I got my Bachelor degree and my Master degree in Mathematics at "University of Bari".
From October 2014 to December 2017 I have been a PhD student under the supervision of Prof. Luis Vega. In my thesis, I considered the delta-shell interaction on bounded and smooth domains and its approximation by the coupling of the free Dirac operator with shrinking short-range potentials, getting surprising results related to Klein's Paradox. Moreover, I investigated the Dirac operator perturbed by a particular class of Coulomb-type spherically symmetric potentials, describing the self-adjoint realisations of this operator in terms of the behaviour of the functions of the domain in the origin.

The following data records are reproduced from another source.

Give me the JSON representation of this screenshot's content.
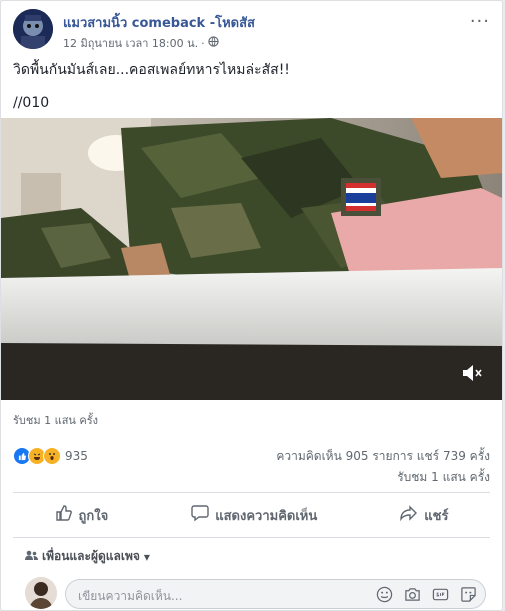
{
  "post": {
    "author": "แมวสามนิ้ว comeback -โหดสัส",
    "date": "12 มิถุนายน เวลา 18:00 น.",
    "separator": "·",
    "more_label": "···",
    "text_line1": "วิดพื้นกันมันส์เลย...คอสเพลย์ทหารไหมล่ะสัส!!",
    "text_line2": "//010"
  },
  "video": {
    "volume_icon": "speaker-muted-icon",
    "mute_mark": "×"
  },
  "views_top": "รับชม 1 แสน ครั้ง",
  "reactions": {
    "count": "935",
    "icons": [
      "like-icon",
      "haha-icon",
      "wow-icon"
    ],
    "colors": {
      "like": "#1877f2",
      "haha": "#f7b125",
      "wow": "#f7b125"
    }
  },
  "stats": {
    "comments_shares": "ความคิดเห็น 905 รายการ  แชร์ 739 ครั้ง",
    "views": "รับชม 1 แสน ครั้ง"
  },
  "actions": {
    "like": "ถูกใจ",
    "comment": "แสดงความคิดเห็น",
    "share": "แชร์"
  },
  "audience": {
    "label": "เพื่อนและผู้ดูแลเพจ",
    "caret": "▾"
  },
  "composer": {
    "placeholder": "เขียนความคิดเห็น..."
  },
  "colors": {
    "link": "#385898",
    "secondary": "#606770"
  }
}
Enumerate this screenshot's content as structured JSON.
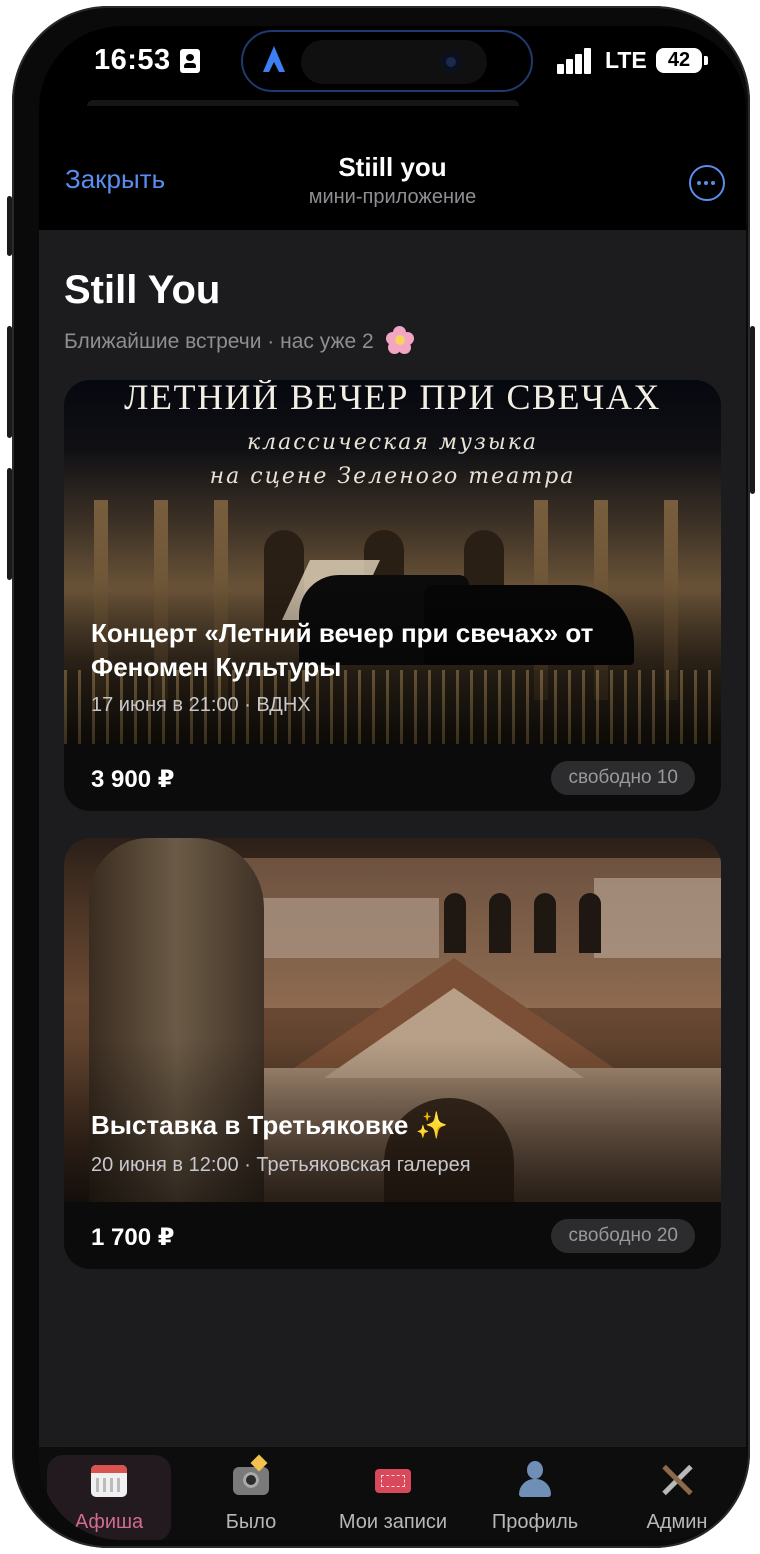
{
  "status_bar": {
    "time": "16:53",
    "network": "LTE",
    "battery": "42"
  },
  "mini_app_header": {
    "close_label": "Закрыть",
    "title": "Stiill you",
    "subtitle": "мини-приложение"
  },
  "main": {
    "title": "Still You",
    "subtitle": "Ближайшие встречи · нас уже 2",
    "events": [
      {
        "image_headline": "ЛЕТНИЙ ВЕЧЕР ПРИ СВЕЧАХ",
        "image_subline_1": "классическая музыка",
        "image_subline_2": "на сцене Зеленого театра",
        "title": "Концерт «Летний вечер при свечах» от Феномен Культуры",
        "meta": "17 июня в 21:00 · ВДНХ",
        "price": "3 900 ₽",
        "availability": "свободно 10"
      },
      {
        "title": "Выставка в Третьяковке ✨",
        "meta": "20 июня в 12:00 · Третьяковская галерея",
        "price": "1 700 ₽",
        "availability": "свободно 20"
      }
    ]
  },
  "tab_bar": {
    "tabs": [
      {
        "label": "Афиша",
        "icon": "calendar-icon",
        "active": true
      },
      {
        "label": "Было",
        "icon": "camera-flash-icon",
        "active": false
      },
      {
        "label": "Мои записи",
        "icon": "ticket-icon",
        "active": false
      },
      {
        "label": "Профиль",
        "icon": "user-silhouette-icon",
        "active": false
      },
      {
        "label": "Админ",
        "icon": "tools-icon",
        "active": false
      }
    ]
  },
  "colors": {
    "accent": "#5b8def",
    "background": "#1c1c1e",
    "active_tab": "#d06b8f"
  }
}
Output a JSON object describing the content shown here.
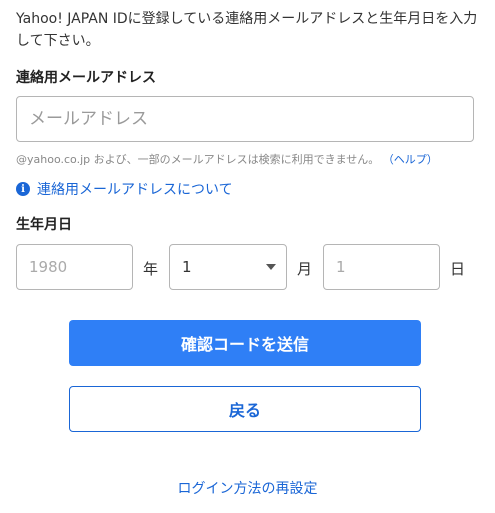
{
  "intro_text": "Yahoo! JAPAN IDに登録している連絡用メールアドレスと生年月日を入力して下さい。",
  "email": {
    "label": "連絡用メールアドレス",
    "placeholder": "メールアドレス",
    "value": "",
    "note": "@yahoo.co.jp および、一部のメールアドレスは検索に利用できません。",
    "help_link": "（ヘルプ）",
    "info_link": "連絡用メールアドレスについて"
  },
  "birthdate": {
    "label": "生年月日",
    "year_placeholder": "1980",
    "year_unit": "年",
    "month_value": "1",
    "month_unit": "月",
    "day_placeholder": "1",
    "day_unit": "日"
  },
  "buttons": {
    "send_code": "確認コードを送信",
    "back": "戻る"
  },
  "bottom_link": "ログイン方法の再設定",
  "colors": {
    "primary": "#2f7ff6",
    "link": "#1a66d6"
  }
}
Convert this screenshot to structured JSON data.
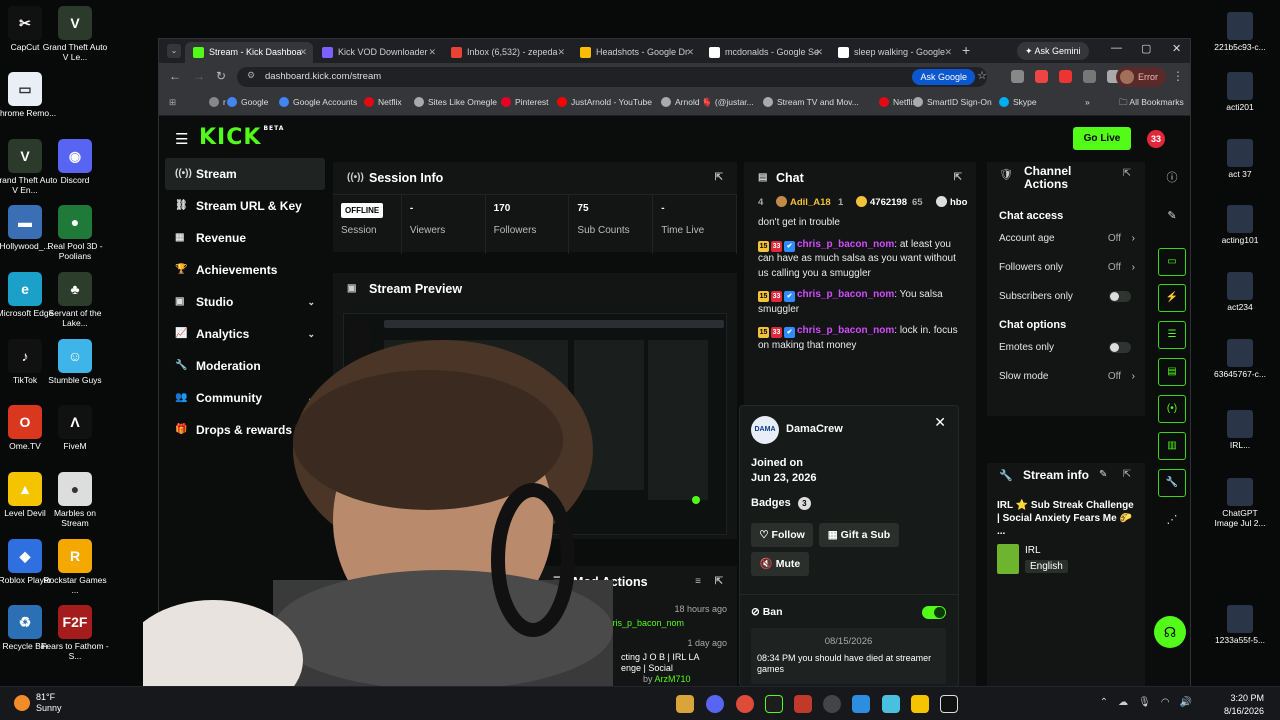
{
  "desktop_left": [
    {
      "label": "CapCut",
      "color": "#111",
      "glyph": "✂"
    },
    {
      "label": "Grand Theft Auto V Le...",
      "color": "#2b3a2b",
      "glyph": "V"
    },
    {
      "label": "Chrome Remo...",
      "color": "#e9eef7",
      "glyph": "▭"
    },
    {
      "label": "Discord",
      "color": "#5865f2",
      "glyph": "◉"
    },
    {
      "label": "Grand Theft Auto V En...",
      "color": "#2b3a2b",
      "glyph": "V"
    },
    {
      "label": "Hollywood_...",
      "color": "#3b6fb5",
      "glyph": "▬"
    },
    {
      "label": "Real Pool 3D - Poolians",
      "color": "#1f7a3a",
      "glyph": "●"
    },
    {
      "label": "Microsoft Edge",
      "color": "#1aa0c9",
      "glyph": "e"
    },
    {
      "label": "Servant of the Lake...",
      "color": "#2c3d2c",
      "glyph": "♣"
    },
    {
      "label": "TikTok",
      "color": "#111",
      "glyph": "♪"
    },
    {
      "label": "Stumble Guys",
      "color": "#3fb4e8",
      "glyph": "☺"
    },
    {
      "label": "Ome.TV",
      "color": "#d9381e",
      "glyph": "O"
    },
    {
      "label": "FiveM",
      "color": "#111",
      "glyph": "Λ"
    },
    {
      "label": "Level Devil",
      "color": "#f4c400",
      "glyph": "▲"
    },
    {
      "label": "Marbles on Stream",
      "color": "#ddd",
      "glyph": "●"
    },
    {
      "label": "Roblox Player",
      "color": "#2f6fe0",
      "glyph": "◆"
    },
    {
      "label": "Rockstar Games ...",
      "color": "#f5a800",
      "glyph": "R"
    },
    {
      "label": "Recycle Bin",
      "color": "#2b6fb5",
      "glyph": "♻"
    },
    {
      "label": "Fears to Fathom - S...",
      "color": "#a51c1c",
      "glyph": "F2F"
    }
  ],
  "desktop_right": [
    "221b5c93-c...",
    "acti201",
    "act 37",
    "acting101",
    "act234",
    "63645767-c...",
    "IRL...",
    "ChatGPT Image Jul 2...",
    "1233a55f-5..."
  ],
  "taskbar": {
    "temp": "81°F",
    "condition": "Sunny",
    "time": "3:20 PM",
    "date": "8/16/2026"
  },
  "browser": {
    "tabs": [
      {
        "label": "Stream - Kick Dashboa",
        "color": "#53fc18"
      },
      {
        "label": "Kick VOD Downloader",
        "color": "#7b61ff"
      },
      {
        "label": "Inbox (6,532) - zepeda",
        "color": "#ea4335"
      },
      {
        "label": "Headshots - Google Dr",
        "color": "#fbbc04"
      },
      {
        "label": "mcdonalds - Google Se",
        "color": "#ffffff"
      },
      {
        "label": "sleep walking - Google",
        "color": "#ffffff"
      }
    ],
    "ask_gemini": "Ask Gemini",
    "url": "dashboard.kick.com/stream",
    "ask_google": "Ask Google",
    "error_label": "Error",
    "bookmarks": [
      {
        "label": "r",
        "color": "#888"
      },
      {
        "label": "Google",
        "color": "#4285f4"
      },
      {
        "label": "Google Accounts",
        "color": "#4285f4"
      },
      {
        "label": "Netflix",
        "color": "#e50914"
      },
      {
        "label": "Sites Like Omegle",
        "color": "#aaa"
      },
      {
        "label": "Pinterest",
        "color": "#e60023"
      },
      {
        "label": "JustArnold - YouTube",
        "color": "#ff0000"
      },
      {
        "label": "Arnold 🫀 (@justar...",
        "color": "#aaa"
      },
      {
        "label": "Stream TV and Mov...",
        "color": "#aaa"
      },
      {
        "label": "Netflix",
        "color": "#e50914"
      },
      {
        "label": "SmartID Sign-On",
        "color": "#aaa"
      },
      {
        "label": "Skype",
        "color": "#00aff0"
      }
    ],
    "all_bookmarks": "All Bookmarks"
  },
  "kick": {
    "logo": "KICK",
    "logo_tag": "BETA",
    "go_live": "Go Live",
    "notif_count": "33",
    "nav": [
      {
        "label": "Stream",
        "icon": "((•))",
        "active": true,
        "chev": false
      },
      {
        "label": "Stream URL & Key",
        "icon": "⛓",
        "active": false,
        "chev": false
      },
      {
        "label": "Revenue",
        "icon": "▦",
        "active": false,
        "chev": false
      },
      {
        "label": "Achievements",
        "icon": "🏆",
        "active": false,
        "chev": false
      },
      {
        "label": "Studio",
        "icon": "▣",
        "active": false,
        "chev": true
      },
      {
        "label": "Analytics",
        "icon": "📈",
        "active": false,
        "chev": true
      },
      {
        "label": "Moderation",
        "icon": "🔧",
        "active": false,
        "chev": false
      },
      {
        "label": "Community",
        "icon": "👥",
        "active": false,
        "chev": true
      },
      {
        "label": "Drops & rewards",
        "icon": "🎁",
        "active": false,
        "chev": false
      }
    ],
    "session": {
      "title": "Session Info",
      "status": "OFFLINE",
      "status_label": "Session",
      "stats": [
        {
          "value": "-",
          "label": "Viewers"
        },
        {
          "value": "170",
          "label": "Followers"
        },
        {
          "value": "75",
          "label": "Sub Counts"
        },
        {
          "value": "-",
          "label": "Time Live"
        }
      ]
    },
    "preview": {
      "title": "Stream Preview"
    },
    "mod_actions": {
      "title": "Mod Actions",
      "entries": [
        {
          "time": "18 hours ago",
          "text": "chris_p_bacon_nom"
        },
        {
          "time": "1 day ago",
          "text": "cting J O B | IRL LA",
          "text2": "enge | Social",
          "by": "by",
          "user": "ArzM710"
        }
      ]
    },
    "chat": {
      "title": "Chat",
      "leaderboard": [
        {
          "rank": "4",
          "name": "Adil_A18",
          "count": "1"
        },
        {
          "value": "4762198",
          "extra": "65"
        },
        {
          "name": "hbo"
        }
      ],
      "messages": [
        {
          "user": "",
          "text": "don't get in trouble"
        },
        {
          "user": "chris_p_bacon_nom",
          "text": ": at least you can have as much salsa as you want without us calling you a smuggler"
        },
        {
          "user": "chris_p_bacon_nom",
          "text": ": You salsa smuggler"
        },
        {
          "user": "chris_p_bacon_nom",
          "text": ": lock in. focus on making that money"
        }
      ],
      "badge_num": "15",
      "badge_num2": "33"
    },
    "usercard": {
      "name": "DamaCrew",
      "joined_label": "Joined on",
      "joined_date": "Jun 23, 2026",
      "badges_label": "Badges",
      "badges_count": "3",
      "follow": "Follow",
      "gift": "Gift a Sub",
      "mute": "Mute",
      "ban": "Ban",
      "log_date": "08/15/2026",
      "log_entry": "08:34 PM you should have died at streamer games"
    },
    "channel_actions": {
      "title_line1": "Channel",
      "title_line2": "Actions",
      "chat_access": "Chat access",
      "rows_access": [
        {
          "label": "Account age",
          "value": "Off",
          "type": "arrow"
        },
        {
          "label": "Followers only",
          "value": "Off",
          "type": "arrow"
        },
        {
          "label": "Subscribers only",
          "value": "",
          "type": "toggle"
        }
      ],
      "chat_options": "Chat options",
      "rows_options": [
        {
          "label": "Emotes only",
          "value": "",
          "type": "toggle"
        },
        {
          "label": "Slow mode",
          "value": "Off",
          "type": "arrow"
        }
      ],
      "stream_info_title": "Stream info",
      "stream_title": "IRL ⭐ Sub Streak Challenge | Social Anxiety Fears Me 🌮 ...",
      "category": "IRL",
      "language": "English"
    }
  }
}
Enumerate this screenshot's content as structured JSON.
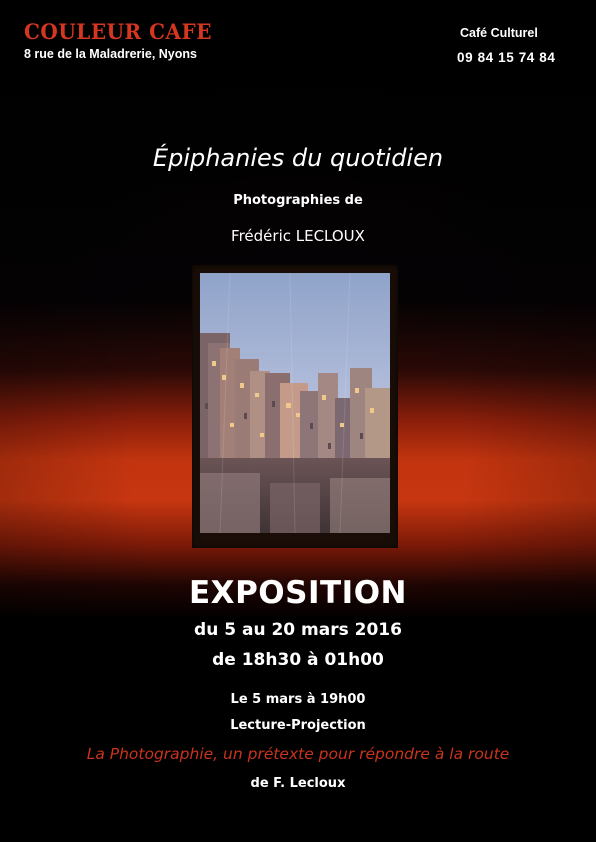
{
  "venue": {
    "name": "COULEUR CAFE",
    "address": "8 rue de la Maladrerie, Nyons",
    "type": "Café Culturel",
    "phone": "09 84 15 74 84"
  },
  "exhibition": {
    "title": "Épiphanies du quotidien",
    "subtitle": "Photographies de",
    "author": "Frédéric LECLOUX",
    "label": "EXPOSITION",
    "dates": "du 5 au 20 mars 2016",
    "hours": "de 18h30 à 01h00"
  },
  "event": {
    "date": "Le 5 mars à 19h00",
    "type": "Lecture-Projection",
    "title": "La Photographie, un prétexte pour répondre à la route",
    "by": "de F. Lecloux"
  },
  "colors": {
    "accent_red": "#d5361f",
    "background": "#000000",
    "band_orange": "#c2340f"
  }
}
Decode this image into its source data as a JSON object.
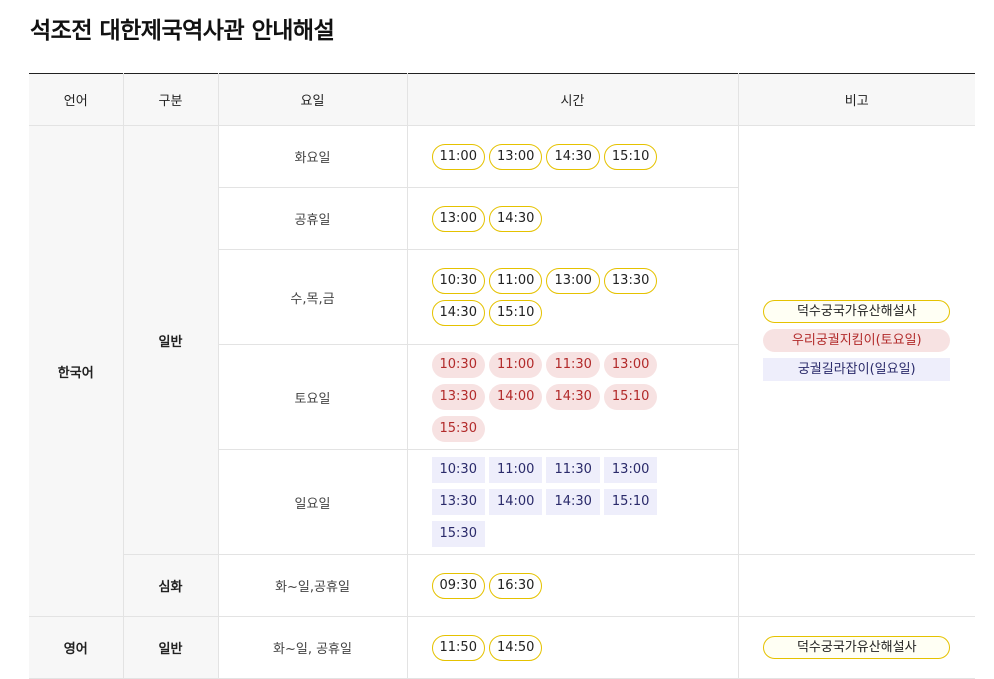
{
  "title": "석조전 대한제국역사관 안내해설",
  "headers": [
    "언어",
    "구분",
    "요일",
    "시간",
    "비고"
  ],
  "korean": {
    "language": "한국어",
    "general_label": "일반",
    "advanced_label": "심화",
    "rows": [
      {
        "day": "화요일",
        "times": [
          "11:00",
          "13:00",
          "14:30",
          "15:10"
        ]
      },
      {
        "day": "공휴일",
        "times": [
          "13:00",
          "14:30"
        ]
      },
      {
        "day": "수,목,금",
        "times": [
          "10:30",
          "11:00",
          "13:00",
          "13:30",
          "14:30",
          "15:10"
        ]
      },
      {
        "day": "토요일",
        "times": [
          "10:30",
          "11:00",
          "11:30",
          "13:00",
          "13:30",
          "14:00",
          "14:30",
          "15:10",
          "15:30"
        ]
      },
      {
        "day": "일요일",
        "times": [
          "10:30",
          "11:00",
          "11:30",
          "13:00",
          "13:30",
          "14:00",
          "14:30",
          "15:10",
          "15:30"
        ]
      }
    ],
    "advanced_row": {
      "day": "화~일,공휴일",
      "times": [
        "09:30",
        "16:30"
      ]
    },
    "notes": [
      "덕수궁국가유산해설사",
      "우리궁궐지킴이(토요일)",
      "궁궐길라잡이(일요일)"
    ]
  },
  "english": {
    "language": "영어",
    "general_label": "일반",
    "row": {
      "day": "화~일, 공휴일",
      "times": [
        "11:50",
        "14:50"
      ]
    },
    "notes": [
      "덕수궁국가유산해설사"
    ]
  },
  "colors": {
    "chip_border": "#e5c200",
    "saturday_bg": "#f7e2e2",
    "saturday_text": "#b22a2a",
    "sunday_bg": "#eeeefb",
    "sunday_text": "#2a2a6a"
  }
}
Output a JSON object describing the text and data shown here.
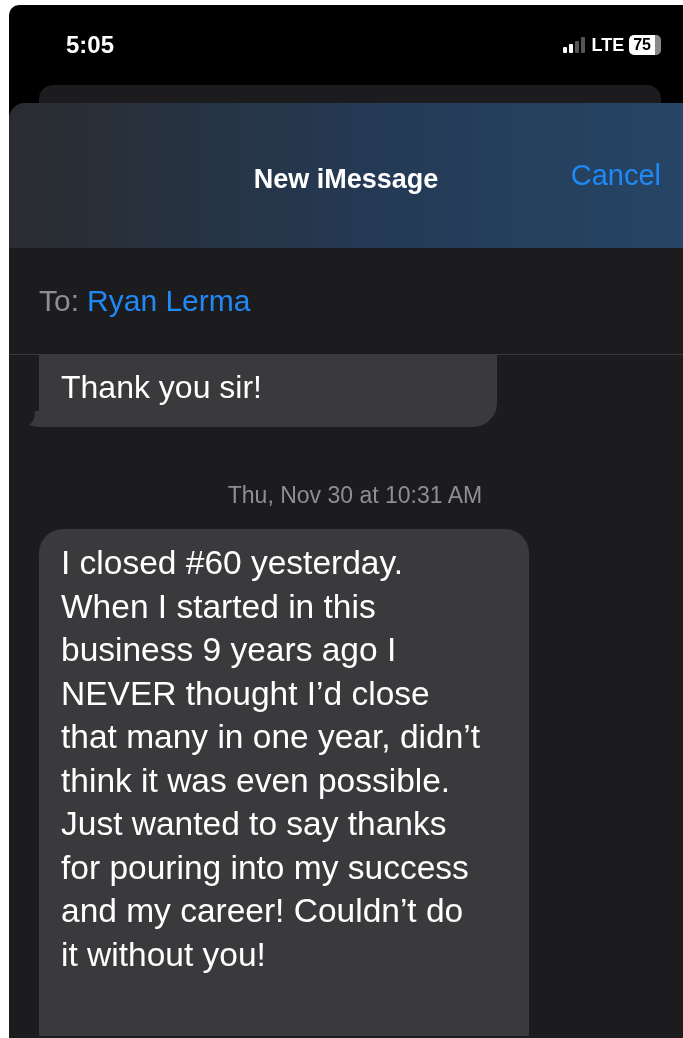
{
  "status_bar": {
    "time": "5:05",
    "network": "LTE",
    "battery": "75"
  },
  "header": {
    "title": "New iMessage",
    "cancel": "Cancel"
  },
  "to": {
    "label": "To:",
    "recipient": "Ryan Lerma"
  },
  "messages": [
    {
      "kind": "bubble",
      "text": "Thank you sir!",
      "tail": true
    },
    {
      "kind": "timestamp",
      "text": "Thu, Nov 30 at 10:31 AM"
    },
    {
      "kind": "bubble",
      "text": "I closed #60 yesterday. When I started in this business 9 years ago I NEVER thought I’d close that many in one year, didn’t think it was even possible. Just wanted to say thanks for pouring into my success and my career! Couldn’t do it without you!",
      "tail": false
    }
  ]
}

From December 2017 to October 2018 I have been a postdoc under the supervision of Prof. Luis Vega. During this period I worked on Hardy-type inequalities for the Dirac operator. We exploited these inequalities to obtain spectral properties of the Dirac operator perturbed with Hermitian matrix valued potentials of Coulomb type: we characterised its eigenvalues in terms of the Birman-Schwinger principle, and we bounded its discrete spectrum from below, showing that the ground state energy is reached if and only if the potential verifies some rigidity conditions.
I am currently working as a Postdoctoral Fellow at CEREMADE - Université of Paris-Dauphine under the supervision of Prof. Mathieu Lewin.